[EM] Kristofer: The Approval poll

MIKE OSSIPOFF nkklrp at hotmail.com
Thu Mar 22 11:57:47 PDT 2012


While the poll has comments of low quality, and the users seem to be 
against Approval at the moment, I do think even those low-quality 
comments can be useful.

Namely, they give us insight into the objections, fair or not, to 
Approval itself. There are partisan arguments ("this is a liberal plot 
to deny conservatives their voting power"), what can be done about them? 
Can we point out places where conservatives are being hurt by 
vote-splitting? Can we point at Ron Paul when responding to a libertarian?

[endquote]

There are plenty of voters who report having to "hold their nose" and
vote only for someone they don't like. They'd all like to be able to
vote for better candidates to, including their favorites. Even if one
only counts the Democrat voters who say that they're strategically forced
to vote only for someone they don't really like, amounts to a lot of 
people who'd see the improvement brought by Approval.

Especially since it would no longer be necessary to try to guess who
one's necessary compromise is (because you can vote for all the candidates
you might need as compromise). No more split vote, since it isn't necessary
for candidate Worst's opponents to all vote for the same candidates--They'd
easily be able to vote for the same _set_ of candidates, without all agreeing
on one candidate to unite on. These things answer the complaint of someone who
says that they had to hold their nose to vote for the Democrat. With Approval
they can approve the Democrat if they think they need to, and also everyone
better, including their favorite. Such voters will no longer be resigned to pure
giveaway.

Then there are method centric arguments. Some are just confused about 
what the thing means, as one can see by the "oh, and let the voters vote 
for a single candidate many times" type of posts. Others think it 
violates one-man one-vote. How can we clear that up? Perhaps by 
rephrasing it in terms of thumbs-up/thumbs-down? If each voter gets ten 
options to either do thumbs-up (approve) or not (don't approve), then 
the voting power is the same for each. 

[endquote]

Yes, if you give thumbs-down to nearly all of the candidates, you're giving just
as many ratings as the person who gives thumbs-up to nearly all of the candidates.
S/he doesn't have more voting power than you do. As I said, you can cancel out
any other voter, by an opposite ballot, no matter how many candidates s/he gives
thumbs-up to.

With N candidates, each voter has the power to rate N candidates, up or down.

You continued:

Maybe that is a better phrasing 
than approve/not in any case

[endquote]

I like "approve", because it's a good way of saying what you're doing. ...as long
as it's well-understood that no approval is counted as a disapproval.  You rate each
candidate as approved or not approved.

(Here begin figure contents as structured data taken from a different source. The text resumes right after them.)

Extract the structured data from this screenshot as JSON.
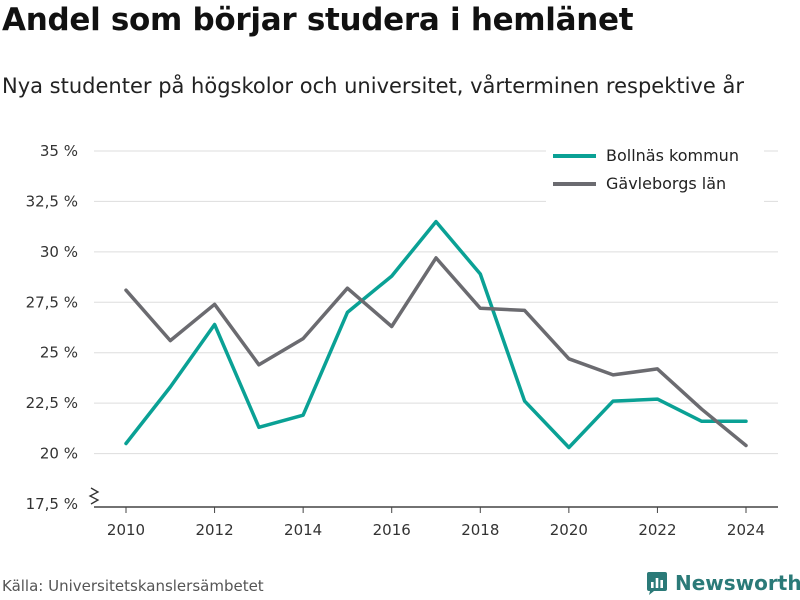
{
  "header": {
    "title": "Andel som börjar studera i hemlänet",
    "subtitle": "Nya studenter på högskolor och universitet, vårterminen respektive år"
  },
  "footer": {
    "source": "Källa: Universitetskanslersämbetet",
    "brand": "Newsworthy"
  },
  "colors": {
    "bollnas": "#0aa195",
    "gavleborg": "#6b6b70",
    "grid": "#dddddd",
    "brand": "#2b7a78"
  },
  "chart_data": {
    "type": "line",
    "x": [
      2010,
      2011,
      2012,
      2013,
      2014,
      2015,
      2016,
      2017,
      2018,
      2019,
      2020,
      2021,
      2022,
      2023,
      2024
    ],
    "xticks": [
      2010,
      2012,
      2014,
      2016,
      2018,
      2020,
      2022,
      2024
    ],
    "ylim": [
      17.5,
      35
    ],
    "yticks": [
      17.5,
      20,
      22.5,
      25,
      27.5,
      30,
      32.5,
      35
    ],
    "ytick_labels": [
      "17,5 %",
      "20 %",
      "22,5 %",
      "25 %",
      "27,5 %",
      "30 %",
      "32,5 %",
      "35 %"
    ],
    "axis_break": true,
    "grid": true,
    "legend_position": "top-right",
    "series": [
      {
        "name": "Bollnäs kommun",
        "color": "#0aa195",
        "values": [
          20.5,
          23.3,
          26.4,
          21.3,
          21.9,
          27.0,
          28.8,
          31.5,
          28.9,
          22.6,
          20.3,
          22.6,
          22.7,
          21.6,
          21.6
        ]
      },
      {
        "name": "Gävleborgs län",
        "color": "#6b6b70",
        "values": [
          28.1,
          25.6,
          27.4,
          24.4,
          25.7,
          28.2,
          26.3,
          29.7,
          27.2,
          27.1,
          24.7,
          23.9,
          24.2,
          22.2,
          20.4
        ]
      }
    ]
  }
}
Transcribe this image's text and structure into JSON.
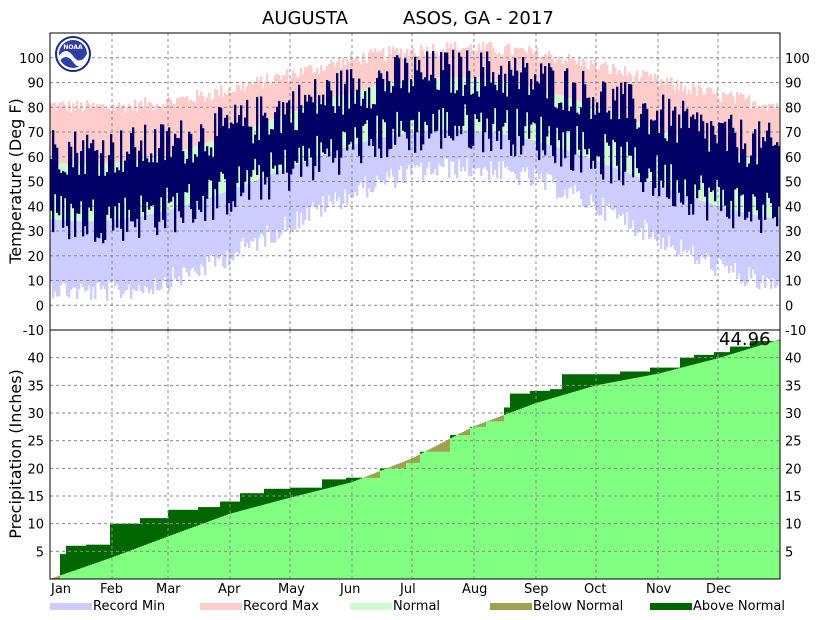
{
  "chart_data": [
    {
      "type": "area",
      "panel": "temperature",
      "title_station": "AUGUSTA",
      "title_network": "ASOS, GA - 2017",
      "ylabel": "Temperature (Deg F)",
      "ylim": [
        -10,
        110
      ],
      "yticks": [
        "-10",
        "0",
        "10",
        "20",
        "30",
        "40",
        "50",
        "60",
        "70",
        "80",
        "90",
        "100"
      ],
      "months": [
        "Jan",
        "Feb",
        "Mar",
        "Apr",
        "May",
        "Jun",
        "Jul",
        "Aug",
        "Sep",
        "Oct",
        "Nov",
        "Dec"
      ],
      "month_start_day": [
        1,
        32,
        60,
        91,
        121,
        152,
        182,
        213,
        244,
        274,
        305,
        335
      ],
      "days_in_year": 365,
      "grid": true,
      "normals": {
        "high_min": 57,
        "high_max": 92,
        "high_peak_day": 200,
        "low_min": 34,
        "low_max": 71,
        "low_peak_day": 200
      },
      "records": {
        "max_min": 80,
        "max_max": 104,
        "max_peak_day": 205,
        "min_min": 10,
        "min_max": 60,
        "min_peak_day": 205
      },
      "observed": {
        "high_min": 62,
        "high_max": 94,
        "high_peak_day": 205,
        "low_min": 35,
        "low_max": 72,
        "low_peak_day": 205
      },
      "colors": {
        "record_min": "#ccccff",
        "record_max": "#ffcccc",
        "normal": "#ccffcc",
        "observed": "#000066"
      },
      "noaa_logo_text": "NOAA"
    },
    {
      "type": "area",
      "panel": "precipitation",
      "ylabel": "Precipitation (Inches)",
      "ylim": [
        0,
        45
      ],
      "yticks": [
        "5",
        "10",
        "15",
        "20",
        "25",
        "30",
        "35",
        "40"
      ],
      "annual_total_label": "44.96",
      "normal_cumulative": {
        "days": [
          0,
          31,
          59,
          90,
          120,
          151,
          181,
          212,
          243,
          273,
          304,
          334,
          365
        ],
        "values": [
          0,
          3.9,
          7.7,
          11.8,
          14.7,
          17.5,
          21.8,
          27.6,
          31.8,
          35.0,
          37.1,
          39.9,
          43.3
        ]
      },
      "observed_cumulative": {
        "days": [
          0,
          5,
          8,
          18,
          30,
          45,
          59,
          74,
          85,
          95,
          107,
          120,
          136,
          148,
          165,
          178,
          185,
          200,
          210,
          218,
          227,
          230,
          240,
          250,
          256,
          266,
          274,
          285,
          300,
          315,
          322,
          332,
          340,
          350,
          365
        ],
        "values": [
          0,
          4.5,
          6.0,
          6.2,
          10.0,
          11.0,
          12.5,
          13.0,
          14.0,
          15.5,
          16.3,
          16.5,
          18.0,
          18.3,
          20.0,
          21.0,
          23.0,
          26.0,
          27.5,
          28.5,
          31.0,
          33.5,
          34.0,
          34.3,
          37.0,
          37.0,
          37.0,
          37.5,
          38.2,
          40.0,
          40.5,
          41.0,
          42.0,
          43.0,
          44.96
        ]
      },
      "colors": {
        "normal": "#80ff80",
        "above_normal": "#006600",
        "below_normal": "#a0a050"
      }
    }
  ],
  "legend": [
    {
      "label": "Record Min",
      "color": "#ccccff"
    },
    {
      "label": "Record Max",
      "color": "#ffcccc"
    },
    {
      "label": "Normal",
      "color": "#ccffcc"
    },
    {
      "label": "Below Normal",
      "color": "#a0a050"
    },
    {
      "label": "Above Normal",
      "color": "#006600"
    }
  ]
}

It's important that people understand that.

If "thumbs-up" vs "thumbs-down" is easier for people to understand, then that would be fine.

The ballot could require the person to mark an "approve" box or a "disapprove" box, where
it's understood that "disapprove" is the default assumption. Or it could be "thumbs-up" vs
"thumbs-down", or "accept for compromise" vs "reject", or "in better set" vs "in worse set".

Of all those, I like "approve" vs "disapprove". As I said, we don't mean "approve" in the
psychological sense. We mean it in the procedural sense. The operational sense. The business
sense, as when one businessman says to another, "Yes, I'll approve that proposal."

Approving is an action, not a feeling. And its opposite is disapproving. With either, you're
rating the candidate, up or down.


You continued:
 I do note that there are very few arguments about chicken dilemma 
situations. If there are barriers to Approval being adopted, that isn't 
it - at least not yet. Though one could of course say that the reason 
nobody objects using the chicken dilemma is that they haven't studied 
the thing enough to know there actually *is* a chicken dilemma problem.

[endquote]

The chicken dilemma isn't, and can't be, an objection to switching from Plurality
to Approval, because Plurality has it, at least as bad. "We won't vote for your candidate,
so you'd better vote for ours if you want one of {yours,ours} to win." That chicken
dilemma is worse than Approval's, because, to co-operate requires actually abandoning
your favorite, and not even acknowledging that s/he is acceptable. It requires voting the
other candidate over yours, and saying, in your ballot that s/he is better than yours.

Ask people: 

"What problem does Approval have that Plurality doesn't have? What undesirable
result do you think Approval will have that Plurality doesn't have?"

When millions of people report having to hold their nose and vote only for someone whom
they don't like, with no mention or support for anyone better,
in order to defeat someone worse, something is very wrong with the voting
system. One shouldn't expect a healthy society, with such a sick voting system.